Tube hydroforming is a well-established process in industry for producing complex shaped parts with closed cross section geometry and high geometrical accuracy. Hot-metal gas forming (HMGF) extends the conventional tube hydroforming process by a complex thermo-mechanical approach and thus potentially enables the complex processing of tubes from the relatively new class of quenching & partitioning-steels (Q&P steels). To prove the feasibility of an integrated Q&P treatment in the HMGF process, a simple demonstrator geometry is considered in the present study. The applied forming pressure is limited to 70 MPa, resulting in incomplete forming of the parts in the corner areas. The resulting, locally varying contact situation between workpiece and die allows the investigation of different cooling rates and their influence on local microstructural changes and on the corresponding mechanical properties. A numerical finite element simulation is used to estimate local cooling rates in three different areas of the tube (maximum cooling rates between 60 and 280 K/s), which are then correlated with hardness measurements and typical microstructural features. The hardness distribution is inhomogeneous over the cross section of the part (varies about 150 HV), with a minimum in the areas without die contact during quenching. Ferritic areas are observed in these regions due to the significantly lower cooling rates. Tensile tests show that the stress-strain behavior after the shortest partitioning time of 10 min is not only better from an energy efficiency point of view, but also provides both high strength (R_m =2050 MPa) and high ultimate strain (19.7 %), while longer partitioning times result in inferior properties. Thus, the present study shows that the Q&P treatment can be integrated into the HMGF process, but the local cooling rates must be taken into account as they strongly influence the final mechanical properties of the workpiece.

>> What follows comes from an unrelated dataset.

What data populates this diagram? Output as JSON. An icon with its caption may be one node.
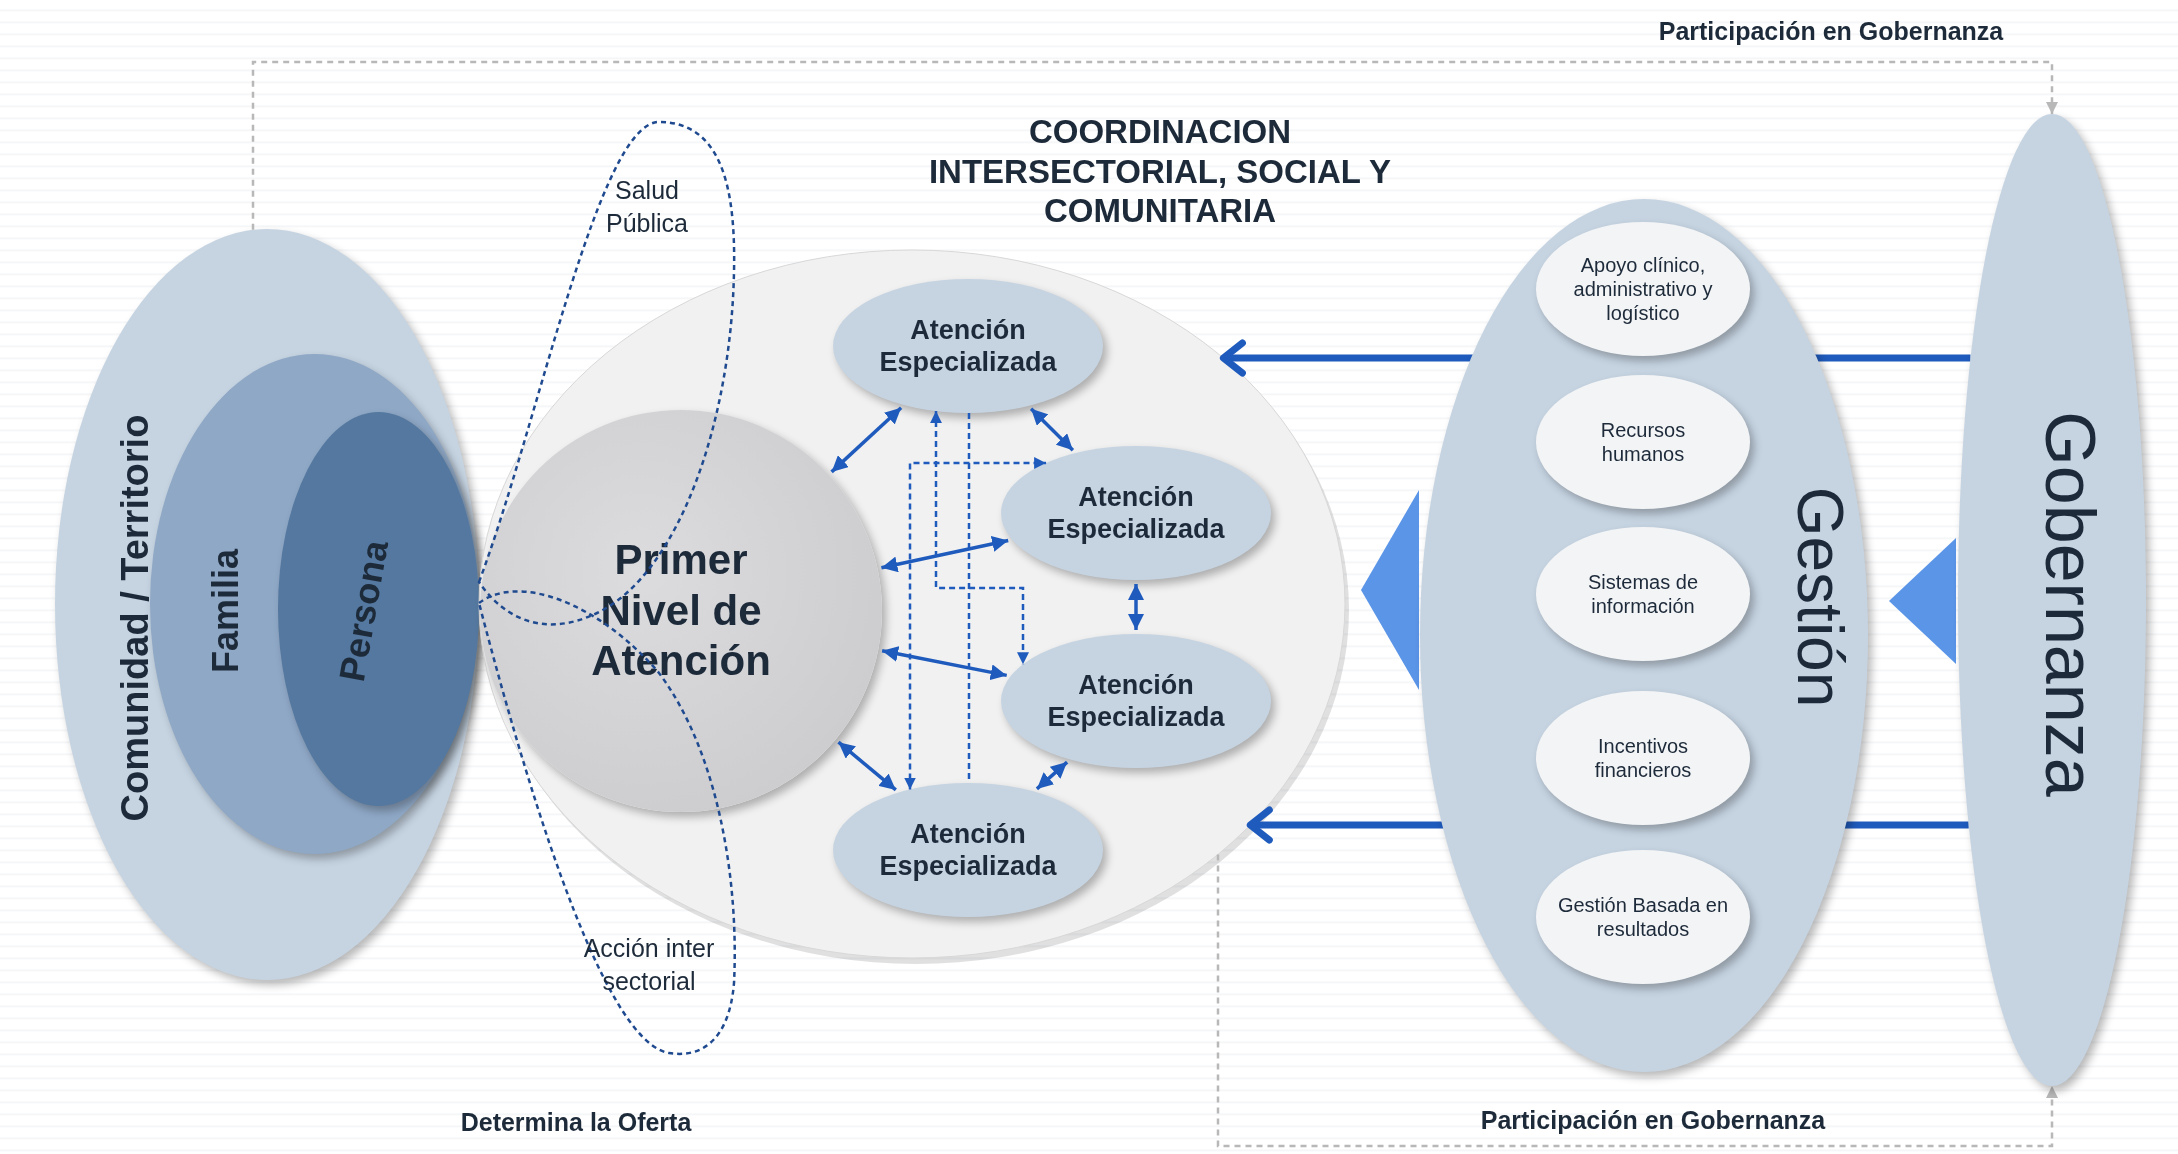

管液压成型是工业上成熟的工艺，用于生产具有封闭横截面几何形状和高几何精度的复杂形状的零件。热金属气体成形（HMGF）通过复杂的热机械方法扩展了常规的管液压成形工艺，因此有可能实现对来自较新类型的淬火和分隔钢（Q＆P钢）的管的复杂处理。为了证明在HMGF工艺中进行综合Q＆P处理的可行性，在本研究中考虑了一个简单的演示器几何形状。施加的成型压力限制为70 MPa，导致角区域中零件的成型不完全。所结果的，工件和模具之间局部变化的接触情况允许研究不同的冷却速度及其对局部微观结构变化和相应机械性能的影响。数值有限元模拟用于估算管子三个不同区域的局部冷却速度（最大冷却速度在60至280 K / s之间），然后与硬度测量值和典型的微观结构特征相关联。零件横截面的硬度分布不均匀（变化约150 HV），淬火过程中没有模具接触的区域的硬度分布最小。由于冷却速度明显降低，在这些区域中观察到铁素体区域。_m = 2050 MPa）和高极限应变（19.7％），而更长的分配时间导致性能变差。因此，本研究表明，Q＆P处理可以集成到HMGF工艺中，但是必须考虑局部冷却速率，因为它们会严重影响工件的最终机械性能。